Les parents ont des vues sur leurs enfants. Plusieurs artistes racontent que leur famille voulait faire d'eux des professionnels diplômés, argentés, bien mariés, présentables dans leur société. Mais le gamin ou la gamine furent toujours récalcitrants et finirent par briller dans une autre constellation, la barbouille, la ritournelle, les planches, la faribole.

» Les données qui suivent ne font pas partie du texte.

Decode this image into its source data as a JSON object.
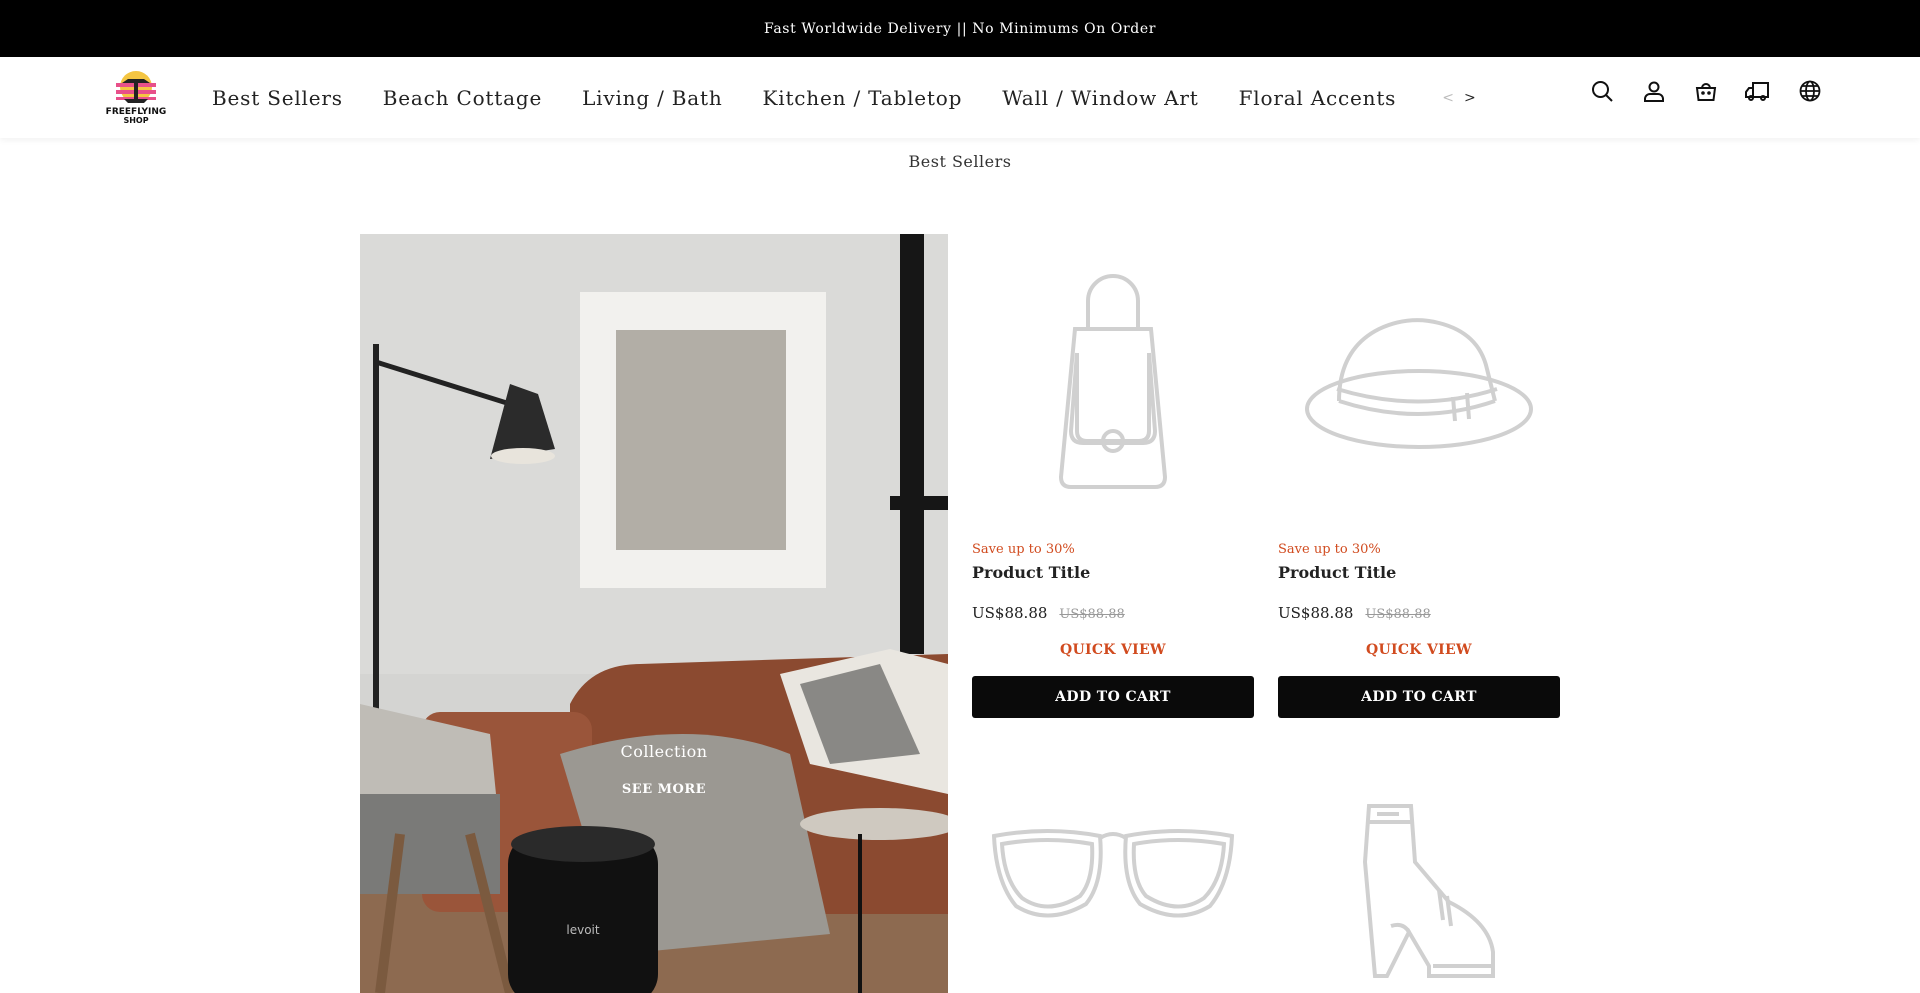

Dans la première partie du XXe siècle, dans le sud-est de la France, un couple d'instituteurs, notoirement anticléricaux, se trouva devant cette situation désopilante : leur fils (nommons-le Michel Lecœur), un brillant élève, décida, au terme de ses études secondaires, d'entrer au séminaire. L'antidote fut draconien : on allait lui couper les vivres. Ses parents étaient disposés par contre à financer des études en vue de l'exercice d'une profession conforme. Michel, dans un itinéraire personnel qu'il ne m'a pas raconté par le détail, devint médecin. Il exerça avec dévouement pendant un certain nombre d'années. Lorsqu'il eut rassemblé des économies suffisantes pour s'offrir d'autres études, il entra au séminaire.

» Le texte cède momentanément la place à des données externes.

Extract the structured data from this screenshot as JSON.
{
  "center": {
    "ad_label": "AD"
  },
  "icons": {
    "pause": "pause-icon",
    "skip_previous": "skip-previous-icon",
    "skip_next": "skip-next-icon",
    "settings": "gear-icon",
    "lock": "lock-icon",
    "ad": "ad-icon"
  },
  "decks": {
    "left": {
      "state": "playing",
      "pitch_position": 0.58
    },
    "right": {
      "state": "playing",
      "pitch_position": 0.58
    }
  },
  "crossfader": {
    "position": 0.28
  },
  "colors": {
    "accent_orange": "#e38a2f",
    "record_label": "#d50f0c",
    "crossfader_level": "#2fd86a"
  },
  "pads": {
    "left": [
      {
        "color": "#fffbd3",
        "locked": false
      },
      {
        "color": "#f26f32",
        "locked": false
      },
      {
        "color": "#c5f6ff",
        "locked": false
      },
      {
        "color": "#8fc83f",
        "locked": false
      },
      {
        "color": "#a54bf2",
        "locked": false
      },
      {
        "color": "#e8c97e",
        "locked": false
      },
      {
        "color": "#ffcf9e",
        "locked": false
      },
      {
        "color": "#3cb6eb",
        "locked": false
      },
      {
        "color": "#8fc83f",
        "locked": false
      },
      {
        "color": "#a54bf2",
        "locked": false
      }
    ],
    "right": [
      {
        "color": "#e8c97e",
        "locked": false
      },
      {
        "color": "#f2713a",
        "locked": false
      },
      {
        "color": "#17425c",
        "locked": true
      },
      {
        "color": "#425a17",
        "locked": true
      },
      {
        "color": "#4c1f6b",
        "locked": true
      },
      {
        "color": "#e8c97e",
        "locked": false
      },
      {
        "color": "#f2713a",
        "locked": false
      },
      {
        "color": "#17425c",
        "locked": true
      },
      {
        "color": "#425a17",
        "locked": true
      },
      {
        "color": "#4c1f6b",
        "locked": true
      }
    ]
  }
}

Michel devint dans l'institution qui le forma un personnage. La jeune promotion l'admirait à la fois pour le respect temporaire de la volonté de ses parents, pour sa conversion et sa détermination. Le cher docteur Lecœur (il portait dans la vie le nom d'un autre organe du corps humain) était aussi l'objet des petites malices des autres aspirants au sacerdoce. Il se prêtait volontiers avec humour à leurs taquineries.
Un jour, Michel Lecoeur se plaignit sous le cloître d'avoir moins prospéré lors d'une épreuve écrite, corrigée et rendue que la petite cour de jeunes confrères qui s'ébrouaient autour de lui. - Alors, Dr Lecoeur, qu'est-ce qui s'est passé ? Un peu de cagnardise, un sujet négligé en se disant qu'on ne tombera pas dessus, un mauvais pari en somme ? - Ah vous savez, la mémoire décroît avec l'âge, tout s'imprime encore chez vous comme sur une cire molle, mais après quarante ans et plus … vous verrez le moment venu. - Monsieur Lecoeur, on se plaint aisément de sa mémoire, plus rarement de son intelligence, lança un coquin ensoutané, qui égaya la compagnie, y compris l'intéressé. La cloche sonna. Chacun se replongea dans sa théologie. Le Dr Lecoeur alla frapper au bout de cinq minutes à la porte du collègue qui lui avait décoché une flèche et dans l'entrebaîllement lui lança : - Cher ami, je me plains des deux.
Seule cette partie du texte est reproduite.